I mix my own grains for the dairy goats. Thanks for the tips on the %!!  I'll let you know how it all turns out!


----------



## mariarose (Oct 23, 2014)

Because Organic has a specific, legal meaning in this sense of the word, I don't use it. I use "as natural as possible". This doesn't just mean feed regimen. It also means if they are allowed to roam, forage, drink from "natural" water sources (my creeks), etc. And yes, that means they are exposed to chemicals in the environment that isn't allowed according the the legal, "organic" label, unfortunately.

My alfalfa pellets are non-gmo, from Canada. But not certified "organic". I can't get certified "organic" grain here for love or money, so if I have to feed grain, it is not organic, but there isn't much of it, and it is whole grain, not a feed mix.

All this to say, I try to go for healthful and found in the environment here. I'm not anti-organic, but I value them living well on what I can supply here on my own acres more than I value chasing a label.

If you have better options available to you than I do, I'm really interested in how things turn out for you. I can't wait!


----------



## MtnRidgeFarm (Dec 6, 2017)

mariarose said:


> Because Organic has a specific, legal meaning in this sense of the word, I don't use it. I use "as natural as possible". This doesn't just mean feed regimen. It also means if they are allowed to roam, forage, drink from "natural" water sources (my creeks), etc. And yes, that means they are exposed to chemicals in the environment that isn't allowed according the the legal, "organic" label, unfortunately.
> 
> My alfalfa pellets are non-gmo, from Canada. But not certified "organic". I can't get certified "organic" grain here for love or money, so if I have to feed grain, it is not organic, but there isn't much of it, and it is whole grain, not a feed mix.
> 
> ...


In some cases, that's all I can do too. While we have lots and lots of organic grain or pellet options we don't have an organic hay source.  And I feed chaffhaye which is only NON GMO, not organic. I want to just try to do the best I can, realizing that I can't do it ALL organic. Unfortunately, I am not comfortable feeding some of the feeds from say, Purina or Poulin. I'm hoping to find something that will work.


----------



## MadCatX (Jan 16, 2018)

I'd be interested to see the costs on feed. Organic...heck show feed is expensive, I can only imagine.


----------



## MtnRidgeFarm (Dec 6, 2017)

MadCatX said:


> I'd be interested to see the costs on feed. Organic...heck show feed is expensive, I can only imagine.

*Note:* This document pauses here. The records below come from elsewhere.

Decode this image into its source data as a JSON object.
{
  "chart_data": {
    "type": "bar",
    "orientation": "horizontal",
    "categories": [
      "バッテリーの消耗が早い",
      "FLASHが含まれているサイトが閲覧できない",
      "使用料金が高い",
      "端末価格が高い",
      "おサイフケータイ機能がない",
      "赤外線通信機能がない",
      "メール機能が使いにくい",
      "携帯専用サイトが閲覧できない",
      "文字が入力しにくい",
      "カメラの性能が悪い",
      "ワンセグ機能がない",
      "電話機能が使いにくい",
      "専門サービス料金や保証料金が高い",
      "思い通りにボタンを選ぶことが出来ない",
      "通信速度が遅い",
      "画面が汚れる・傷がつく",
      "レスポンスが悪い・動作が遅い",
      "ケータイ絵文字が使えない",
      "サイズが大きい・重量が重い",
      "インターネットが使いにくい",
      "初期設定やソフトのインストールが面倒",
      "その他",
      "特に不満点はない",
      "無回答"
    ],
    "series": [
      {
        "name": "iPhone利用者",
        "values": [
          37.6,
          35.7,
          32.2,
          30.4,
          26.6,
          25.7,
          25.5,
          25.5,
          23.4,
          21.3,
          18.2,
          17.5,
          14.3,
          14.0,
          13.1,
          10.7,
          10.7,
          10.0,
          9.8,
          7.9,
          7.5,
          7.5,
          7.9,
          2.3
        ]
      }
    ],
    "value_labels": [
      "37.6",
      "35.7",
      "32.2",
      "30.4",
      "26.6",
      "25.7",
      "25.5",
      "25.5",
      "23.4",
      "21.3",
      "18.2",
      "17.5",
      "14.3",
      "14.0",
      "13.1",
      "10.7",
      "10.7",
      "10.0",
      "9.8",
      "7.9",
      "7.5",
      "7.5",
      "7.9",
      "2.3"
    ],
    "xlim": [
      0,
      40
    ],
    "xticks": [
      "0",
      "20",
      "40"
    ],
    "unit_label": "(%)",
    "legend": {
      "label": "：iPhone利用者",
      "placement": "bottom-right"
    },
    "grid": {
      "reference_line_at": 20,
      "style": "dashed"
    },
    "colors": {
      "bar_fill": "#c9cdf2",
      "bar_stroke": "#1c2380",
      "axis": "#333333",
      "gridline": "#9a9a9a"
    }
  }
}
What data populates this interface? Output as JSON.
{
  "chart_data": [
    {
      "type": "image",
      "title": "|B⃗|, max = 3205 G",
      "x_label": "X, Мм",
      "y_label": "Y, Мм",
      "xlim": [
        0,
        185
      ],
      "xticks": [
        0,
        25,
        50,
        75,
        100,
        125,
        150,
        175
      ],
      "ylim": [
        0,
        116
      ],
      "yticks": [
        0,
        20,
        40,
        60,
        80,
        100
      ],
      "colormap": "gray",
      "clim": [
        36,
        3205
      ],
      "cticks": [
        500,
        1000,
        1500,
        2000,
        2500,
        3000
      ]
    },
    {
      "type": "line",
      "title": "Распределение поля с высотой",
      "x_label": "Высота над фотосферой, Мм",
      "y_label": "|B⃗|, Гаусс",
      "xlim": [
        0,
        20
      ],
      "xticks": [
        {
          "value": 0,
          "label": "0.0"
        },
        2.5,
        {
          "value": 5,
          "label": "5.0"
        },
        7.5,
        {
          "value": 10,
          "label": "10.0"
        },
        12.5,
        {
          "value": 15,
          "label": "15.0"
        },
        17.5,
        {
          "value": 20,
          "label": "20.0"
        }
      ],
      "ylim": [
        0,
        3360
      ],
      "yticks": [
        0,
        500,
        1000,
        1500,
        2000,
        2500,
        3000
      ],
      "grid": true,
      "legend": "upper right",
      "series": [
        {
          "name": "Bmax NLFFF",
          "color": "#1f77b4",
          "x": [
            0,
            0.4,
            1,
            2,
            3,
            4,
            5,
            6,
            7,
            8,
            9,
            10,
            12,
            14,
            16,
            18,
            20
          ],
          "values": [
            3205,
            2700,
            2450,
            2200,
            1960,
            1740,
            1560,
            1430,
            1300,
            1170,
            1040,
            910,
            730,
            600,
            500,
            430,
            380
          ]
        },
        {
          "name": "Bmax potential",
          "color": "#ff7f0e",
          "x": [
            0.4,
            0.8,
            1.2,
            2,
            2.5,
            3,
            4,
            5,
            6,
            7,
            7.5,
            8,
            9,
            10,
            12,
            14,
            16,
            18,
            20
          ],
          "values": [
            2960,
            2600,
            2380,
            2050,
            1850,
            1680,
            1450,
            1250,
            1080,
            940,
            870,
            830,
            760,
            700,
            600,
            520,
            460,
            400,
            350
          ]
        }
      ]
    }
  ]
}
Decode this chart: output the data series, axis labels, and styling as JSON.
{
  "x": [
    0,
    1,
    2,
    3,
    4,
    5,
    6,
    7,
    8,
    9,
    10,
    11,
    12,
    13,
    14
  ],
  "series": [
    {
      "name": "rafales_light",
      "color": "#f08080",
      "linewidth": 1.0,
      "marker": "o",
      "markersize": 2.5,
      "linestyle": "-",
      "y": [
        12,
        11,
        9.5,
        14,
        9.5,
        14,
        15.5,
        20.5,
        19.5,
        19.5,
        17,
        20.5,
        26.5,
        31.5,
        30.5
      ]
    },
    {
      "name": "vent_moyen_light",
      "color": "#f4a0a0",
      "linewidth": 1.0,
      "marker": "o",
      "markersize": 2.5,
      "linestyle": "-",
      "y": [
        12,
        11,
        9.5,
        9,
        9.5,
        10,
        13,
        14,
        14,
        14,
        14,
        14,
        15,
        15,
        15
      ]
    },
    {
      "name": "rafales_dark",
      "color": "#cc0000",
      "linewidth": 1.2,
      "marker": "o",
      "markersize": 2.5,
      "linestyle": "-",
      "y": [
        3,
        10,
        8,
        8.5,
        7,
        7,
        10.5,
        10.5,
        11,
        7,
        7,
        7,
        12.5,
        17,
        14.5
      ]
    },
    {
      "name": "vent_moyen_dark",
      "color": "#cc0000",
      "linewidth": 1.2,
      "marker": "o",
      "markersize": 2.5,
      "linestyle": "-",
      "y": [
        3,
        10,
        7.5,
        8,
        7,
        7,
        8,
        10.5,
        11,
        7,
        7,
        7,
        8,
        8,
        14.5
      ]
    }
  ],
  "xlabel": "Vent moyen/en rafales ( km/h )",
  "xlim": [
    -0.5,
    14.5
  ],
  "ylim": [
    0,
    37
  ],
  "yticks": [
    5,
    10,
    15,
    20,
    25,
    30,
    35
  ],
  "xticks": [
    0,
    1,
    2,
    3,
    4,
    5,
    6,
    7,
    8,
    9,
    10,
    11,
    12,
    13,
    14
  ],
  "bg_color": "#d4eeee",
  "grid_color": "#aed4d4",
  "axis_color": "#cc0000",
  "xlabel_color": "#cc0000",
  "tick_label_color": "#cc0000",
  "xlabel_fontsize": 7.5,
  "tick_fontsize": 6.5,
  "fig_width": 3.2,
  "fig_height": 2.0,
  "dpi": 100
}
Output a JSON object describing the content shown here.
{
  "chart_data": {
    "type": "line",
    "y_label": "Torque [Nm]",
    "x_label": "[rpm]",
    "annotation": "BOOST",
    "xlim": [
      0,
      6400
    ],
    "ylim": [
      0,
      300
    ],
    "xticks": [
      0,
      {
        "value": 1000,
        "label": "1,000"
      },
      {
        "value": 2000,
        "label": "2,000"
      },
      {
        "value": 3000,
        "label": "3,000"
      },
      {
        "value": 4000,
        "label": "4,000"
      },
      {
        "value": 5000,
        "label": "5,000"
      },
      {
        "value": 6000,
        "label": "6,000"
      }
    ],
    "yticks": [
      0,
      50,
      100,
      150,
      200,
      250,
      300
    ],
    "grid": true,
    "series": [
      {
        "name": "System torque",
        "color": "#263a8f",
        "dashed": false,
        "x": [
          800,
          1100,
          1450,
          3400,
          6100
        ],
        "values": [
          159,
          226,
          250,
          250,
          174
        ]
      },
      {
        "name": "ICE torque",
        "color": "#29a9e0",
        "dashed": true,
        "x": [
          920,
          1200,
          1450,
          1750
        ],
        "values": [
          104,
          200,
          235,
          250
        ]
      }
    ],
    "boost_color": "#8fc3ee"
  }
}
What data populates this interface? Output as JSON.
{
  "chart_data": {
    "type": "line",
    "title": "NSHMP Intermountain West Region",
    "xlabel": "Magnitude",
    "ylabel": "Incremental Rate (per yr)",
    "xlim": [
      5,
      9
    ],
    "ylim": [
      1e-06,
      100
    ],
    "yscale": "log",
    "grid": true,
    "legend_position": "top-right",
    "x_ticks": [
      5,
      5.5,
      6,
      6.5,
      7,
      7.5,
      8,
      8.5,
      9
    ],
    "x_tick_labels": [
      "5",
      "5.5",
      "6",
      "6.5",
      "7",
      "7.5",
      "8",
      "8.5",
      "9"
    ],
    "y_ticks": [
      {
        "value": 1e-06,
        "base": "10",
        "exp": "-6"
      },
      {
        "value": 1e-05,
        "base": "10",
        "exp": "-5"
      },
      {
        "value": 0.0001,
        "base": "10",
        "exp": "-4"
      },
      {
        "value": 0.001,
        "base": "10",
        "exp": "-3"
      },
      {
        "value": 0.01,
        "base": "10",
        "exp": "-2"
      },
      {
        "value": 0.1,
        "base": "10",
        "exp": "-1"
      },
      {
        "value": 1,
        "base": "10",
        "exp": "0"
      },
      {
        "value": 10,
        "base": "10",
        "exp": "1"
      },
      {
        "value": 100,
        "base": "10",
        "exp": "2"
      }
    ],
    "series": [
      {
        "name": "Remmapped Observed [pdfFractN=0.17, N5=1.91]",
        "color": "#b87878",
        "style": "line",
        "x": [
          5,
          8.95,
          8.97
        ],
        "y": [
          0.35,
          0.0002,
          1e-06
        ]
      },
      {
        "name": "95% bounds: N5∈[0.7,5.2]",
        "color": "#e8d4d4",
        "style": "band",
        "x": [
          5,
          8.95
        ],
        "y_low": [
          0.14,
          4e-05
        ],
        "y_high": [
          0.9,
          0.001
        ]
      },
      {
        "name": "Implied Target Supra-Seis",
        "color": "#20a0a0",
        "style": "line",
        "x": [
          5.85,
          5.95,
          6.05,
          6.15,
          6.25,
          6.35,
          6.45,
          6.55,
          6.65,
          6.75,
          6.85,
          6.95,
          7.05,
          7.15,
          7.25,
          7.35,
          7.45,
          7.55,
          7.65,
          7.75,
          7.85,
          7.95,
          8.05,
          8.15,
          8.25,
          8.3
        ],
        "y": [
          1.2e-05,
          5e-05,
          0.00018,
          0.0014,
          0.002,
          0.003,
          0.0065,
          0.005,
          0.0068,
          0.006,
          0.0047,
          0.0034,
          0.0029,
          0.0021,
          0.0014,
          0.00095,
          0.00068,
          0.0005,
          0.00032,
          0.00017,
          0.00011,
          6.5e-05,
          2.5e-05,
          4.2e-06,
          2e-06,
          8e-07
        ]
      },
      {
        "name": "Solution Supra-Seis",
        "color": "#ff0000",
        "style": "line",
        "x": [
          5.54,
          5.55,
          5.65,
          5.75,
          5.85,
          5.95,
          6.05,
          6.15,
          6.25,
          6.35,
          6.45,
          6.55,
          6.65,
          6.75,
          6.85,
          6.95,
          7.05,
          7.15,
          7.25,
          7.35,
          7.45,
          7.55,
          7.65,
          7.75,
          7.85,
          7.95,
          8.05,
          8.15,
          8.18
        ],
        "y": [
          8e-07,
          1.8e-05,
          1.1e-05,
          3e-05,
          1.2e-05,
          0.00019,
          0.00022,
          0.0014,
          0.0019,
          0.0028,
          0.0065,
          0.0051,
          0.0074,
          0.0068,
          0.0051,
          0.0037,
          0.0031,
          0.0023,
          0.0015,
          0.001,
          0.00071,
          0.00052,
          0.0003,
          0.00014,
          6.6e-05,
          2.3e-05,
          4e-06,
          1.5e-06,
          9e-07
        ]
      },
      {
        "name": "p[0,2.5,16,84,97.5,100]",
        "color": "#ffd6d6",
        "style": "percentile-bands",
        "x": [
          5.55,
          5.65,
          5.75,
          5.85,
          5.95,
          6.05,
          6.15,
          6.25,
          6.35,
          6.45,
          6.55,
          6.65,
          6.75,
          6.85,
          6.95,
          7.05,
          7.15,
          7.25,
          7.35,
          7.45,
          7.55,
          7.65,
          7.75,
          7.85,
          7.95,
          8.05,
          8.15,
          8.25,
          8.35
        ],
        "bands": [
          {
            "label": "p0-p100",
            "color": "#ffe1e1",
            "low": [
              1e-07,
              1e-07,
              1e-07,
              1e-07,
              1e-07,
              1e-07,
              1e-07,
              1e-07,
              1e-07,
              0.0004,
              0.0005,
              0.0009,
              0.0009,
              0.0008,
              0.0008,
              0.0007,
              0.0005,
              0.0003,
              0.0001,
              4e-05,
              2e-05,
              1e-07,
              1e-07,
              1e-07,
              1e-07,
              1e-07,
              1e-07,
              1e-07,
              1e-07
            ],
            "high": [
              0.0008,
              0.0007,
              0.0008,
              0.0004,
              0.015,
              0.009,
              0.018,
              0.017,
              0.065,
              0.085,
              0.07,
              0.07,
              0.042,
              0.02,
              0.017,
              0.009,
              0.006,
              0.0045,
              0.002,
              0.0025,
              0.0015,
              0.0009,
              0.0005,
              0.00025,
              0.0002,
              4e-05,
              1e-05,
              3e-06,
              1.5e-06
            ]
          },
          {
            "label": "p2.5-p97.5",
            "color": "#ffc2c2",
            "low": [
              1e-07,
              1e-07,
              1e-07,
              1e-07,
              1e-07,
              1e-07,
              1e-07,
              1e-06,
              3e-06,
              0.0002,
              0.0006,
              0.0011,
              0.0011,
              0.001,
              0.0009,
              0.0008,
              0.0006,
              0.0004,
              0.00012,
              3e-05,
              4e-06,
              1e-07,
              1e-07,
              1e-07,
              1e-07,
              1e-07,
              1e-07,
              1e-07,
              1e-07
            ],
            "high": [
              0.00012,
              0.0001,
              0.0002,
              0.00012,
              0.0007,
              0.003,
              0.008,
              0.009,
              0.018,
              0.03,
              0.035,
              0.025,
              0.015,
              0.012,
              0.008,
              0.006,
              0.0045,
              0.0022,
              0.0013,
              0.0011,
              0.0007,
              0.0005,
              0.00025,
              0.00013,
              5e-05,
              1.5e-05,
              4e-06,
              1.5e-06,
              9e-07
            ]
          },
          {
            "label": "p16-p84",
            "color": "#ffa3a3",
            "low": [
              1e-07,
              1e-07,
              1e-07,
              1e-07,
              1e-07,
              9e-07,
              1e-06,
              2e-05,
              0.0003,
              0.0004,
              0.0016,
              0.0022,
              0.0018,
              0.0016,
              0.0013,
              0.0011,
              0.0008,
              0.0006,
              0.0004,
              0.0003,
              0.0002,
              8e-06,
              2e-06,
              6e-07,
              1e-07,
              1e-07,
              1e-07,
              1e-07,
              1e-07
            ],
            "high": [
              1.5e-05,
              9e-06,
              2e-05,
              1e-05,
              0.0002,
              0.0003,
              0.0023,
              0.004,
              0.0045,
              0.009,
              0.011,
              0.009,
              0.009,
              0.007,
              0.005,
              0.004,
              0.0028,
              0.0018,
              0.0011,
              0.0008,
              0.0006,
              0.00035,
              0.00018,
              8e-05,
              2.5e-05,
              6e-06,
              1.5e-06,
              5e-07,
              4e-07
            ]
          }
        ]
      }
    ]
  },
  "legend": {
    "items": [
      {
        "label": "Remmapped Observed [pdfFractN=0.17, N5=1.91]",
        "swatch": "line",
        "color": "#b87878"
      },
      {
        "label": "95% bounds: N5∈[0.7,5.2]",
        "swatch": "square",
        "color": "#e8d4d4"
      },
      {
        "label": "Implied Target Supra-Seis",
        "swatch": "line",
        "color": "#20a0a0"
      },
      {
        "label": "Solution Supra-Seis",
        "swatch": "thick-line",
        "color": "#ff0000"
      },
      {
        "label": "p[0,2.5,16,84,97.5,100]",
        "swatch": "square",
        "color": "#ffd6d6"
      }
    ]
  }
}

Oh, it will most certainly be more expensive. Barley is anywhere from $5-$10 more per bag for organic here, just as an example. For us, it's worth the extra cost.


----------



## MadCatX (Jan 16, 2018)

We feed out goats, whole oats and bermuda grass, I dont think the are organic persay. I would be interested to know, how the organic feeds do vs NON. Weight..health..coat.etc


----------



## MtnRidgeFarm (Dec 6, 2017)

MadCatX said:


> We feed out goats, whole oats and bermuda grass, I dont think the are organic persay. I would be interested to know, how the organic feeds do vs NON. Weight..health..coat.etc


I think that they would do just fine (as our pigs always did) but maybe not come out as "meaty". But that's just my guess. I guess we'll see this late summer!


----------